Written By:  Suzanne Cody CPA, CGA

As a business owner, you may face a loss from time to time but this does not mean that all is lost!  There are tax planning advantages which can help ease the stress that a year with poor financial performance brings.

For tax purposes there are different types of losses.  Losses that occur from expanding your operations, the cost of starting up, or as a result of poor economic times are referred to as non-capital losses.  A capital loss occurs when you sell an asset (capital property) at less than its cost, commonly known for tax purposes as its adjusted cost base.  It is important to note that the tax application of a non-capital loss is different from a capital loss.  Capital losses can only be used to reduce capital gains but non-capital losses are more flexible because they can be used to reduce income from other sources such as employment, RRSP and rental income.
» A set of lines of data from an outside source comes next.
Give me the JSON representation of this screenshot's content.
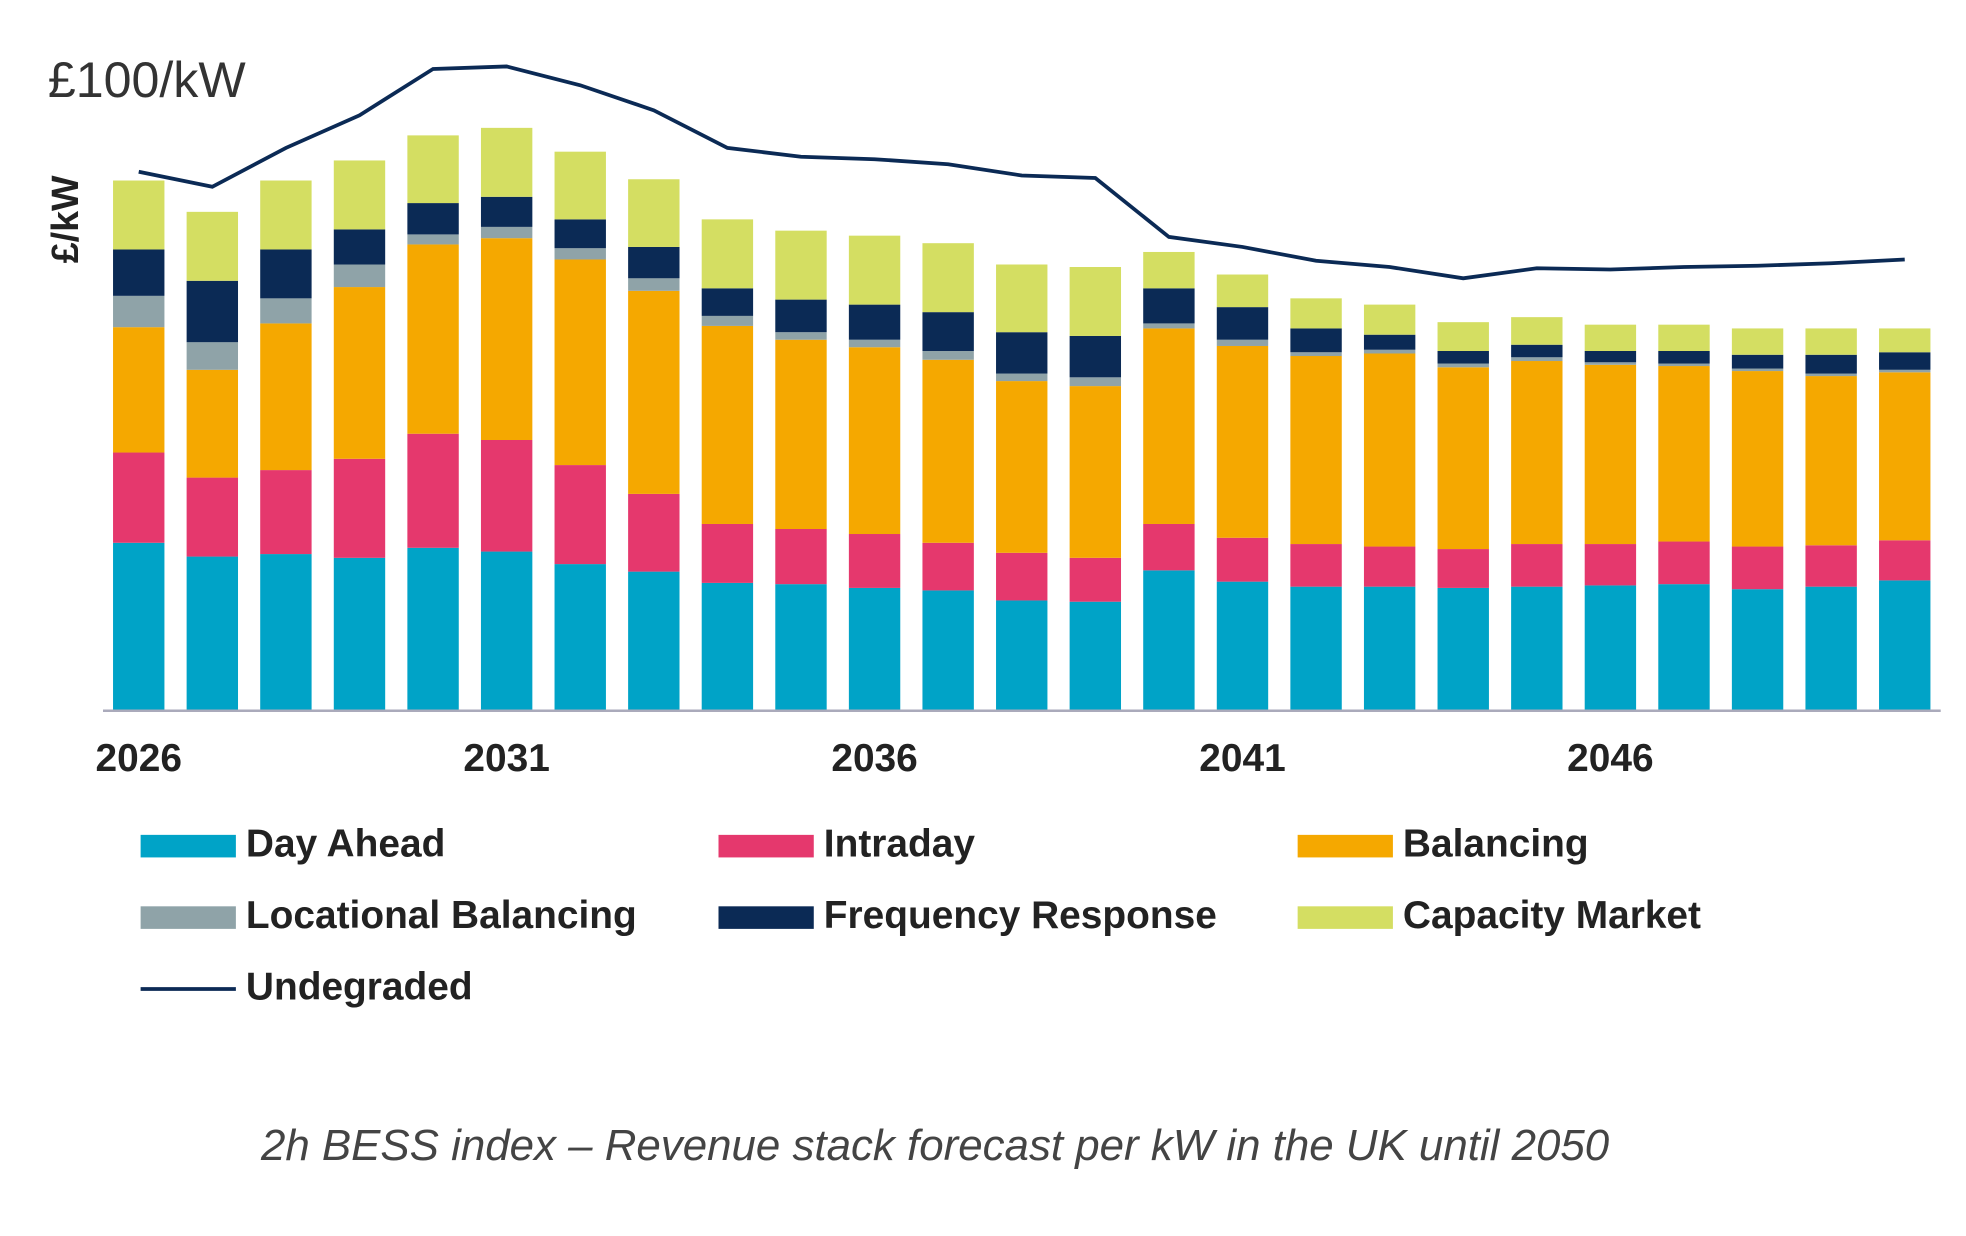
{
  "chart_data": {
    "type": "bar",
    "stacked": true,
    "caption": "2h BESS index – Revenue stack forecast per kW in the UK until 2050",
    "annotation": "£100/kW",
    "ylabel": "£/kW",
    "categories": [
      "2026",
      null,
      null,
      null,
      null,
      "2031",
      null,
      null,
      null,
      null,
      "2036",
      null,
      null,
      null,
      null,
      "2041",
      null,
      null,
      null,
      null,
      "2046",
      null,
      null,
      null,
      null
    ],
    "ylim": [
      0,
      110
    ],
    "series": [
      {
        "name": "Day Ahead",
        "color": "#00a3c7",
        "values": [
          26.8,
          24.6,
          25,
          24.4,
          26,
          25.4,
          23.4,
          22.2,
          20.4,
          20.2,
          19.6,
          19.2,
          17.6,
          17.4,
          22.4,
          20.6,
          19.8,
          19.8,
          19.6,
          19.8,
          20,
          20.2,
          19.4,
          19.8,
          20.8
        ]
      },
      {
        "name": "Intraday",
        "color": "#e5386d",
        "values": [
          14.4,
          12.6,
          13.4,
          15.8,
          18.2,
          17.8,
          15.8,
          12.4,
          9.4,
          8.8,
          8.6,
          7.6,
          7.6,
          7,
          7.4,
          7,
          6.8,
          6.4,
          6.2,
          6.8,
          6.6,
          6.8,
          6.8,
          6.6,
          6.4
        ]
      },
      {
        "name": "Balancing",
        "color": "#f5a800",
        "values": [
          20,
          17.2,
          23.4,
          27.4,
          30.2,
          32.2,
          32.8,
          32.4,
          31.6,
          30.2,
          29.8,
          29.2,
          27.4,
          27.4,
          31.2,
          30.6,
          30,
          30.8,
          29,
          29.2,
          28.6,
          28,
          28,
          27,
          26.8
        ]
      },
      {
        "name": "Locational Balancing",
        "color": "#8fa3a8",
        "values": [
          5,
          4.4,
          4,
          3.6,
          1.6,
          1.8,
          1.8,
          2,
          1.6,
          1.2,
          1.2,
          1.4,
          1.2,
          1.4,
          0.8,
          1,
          0.6,
          0.6,
          0.6,
          0.6,
          0.4,
          0.4,
          0.4,
          0.4,
          0.4
        ]
      },
      {
        "name": "Frequency Response",
        "color": "#0b2a55",
        "values": [
          7.4,
          9.8,
          7.8,
          5.6,
          5,
          4.8,
          4.6,
          5,
          4.4,
          5.2,
          5.6,
          6.2,
          6.6,
          6.6,
          5.6,
          5.2,
          3.8,
          2.4,
          2,
          2,
          1.8,
          2,
          2.2,
          3,
          2.8
        ]
      },
      {
        "name": "Capacity Market",
        "color": "#d4de62",
        "values": [
          11,
          11,
          11,
          11,
          10.8,
          11,
          10.8,
          10.8,
          11,
          11,
          11,
          11,
          10.8,
          11,
          5.8,
          5.2,
          4.8,
          4.8,
          4.6,
          4.4,
          4.2,
          4.2,
          4.2,
          4.2,
          3.8
        ]
      }
    ],
    "line_series": {
      "name": "Undegraded",
      "color": "#0b2a55",
      "values": [
        86,
        83.6,
        89.8,
        95,
        102.4,
        102.8,
        99.8,
        95.8,
        89.8,
        88.4,
        88,
        87.2,
        85.4,
        85,
        75.6,
        74,
        71.8,
        70.8,
        69,
        70.6,
        70.4,
        70.8,
        71,
        71.4,
        72
      ]
    }
  }
}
Losses are not all bad.  Non-capital losses occurring in your business can be used to offset other income.  If the losses exceed your income from other sources, you have a non-capital loss which carried back up to three years to recover taxes paid in more prosperous years or carried forward to future years when you have taxable income.  The carry forward period depends on the taxation year it occurred in:

  • For taxation years ended March 22, 2004 or earlier: 7 years
  • For taxation years ended after March 22, 2004: 10 years
  • For taxation years ended after 2005: 20 years, except ABIL

For the most part, non-capital losses can be used to reduce any type of income.  The timing of when to use the loss is optional but you should be aware that there are specific advantages to carrying the loss back to a previous tax year or saving it for a future period.  Some of the things to consider are:

  • Were tax rates higher in previous years than they are expected to be in the future?
  • Do you expect to not report any profit in the coming years?
  • Will you be amalgamating or selling your business in the near term?
  • Do you want to carry the non-capital loss back to generate cash flow?
  • Is there a portion of the loss about to expire?

It’s best to consult with your accountant to determine the optimal time to use it.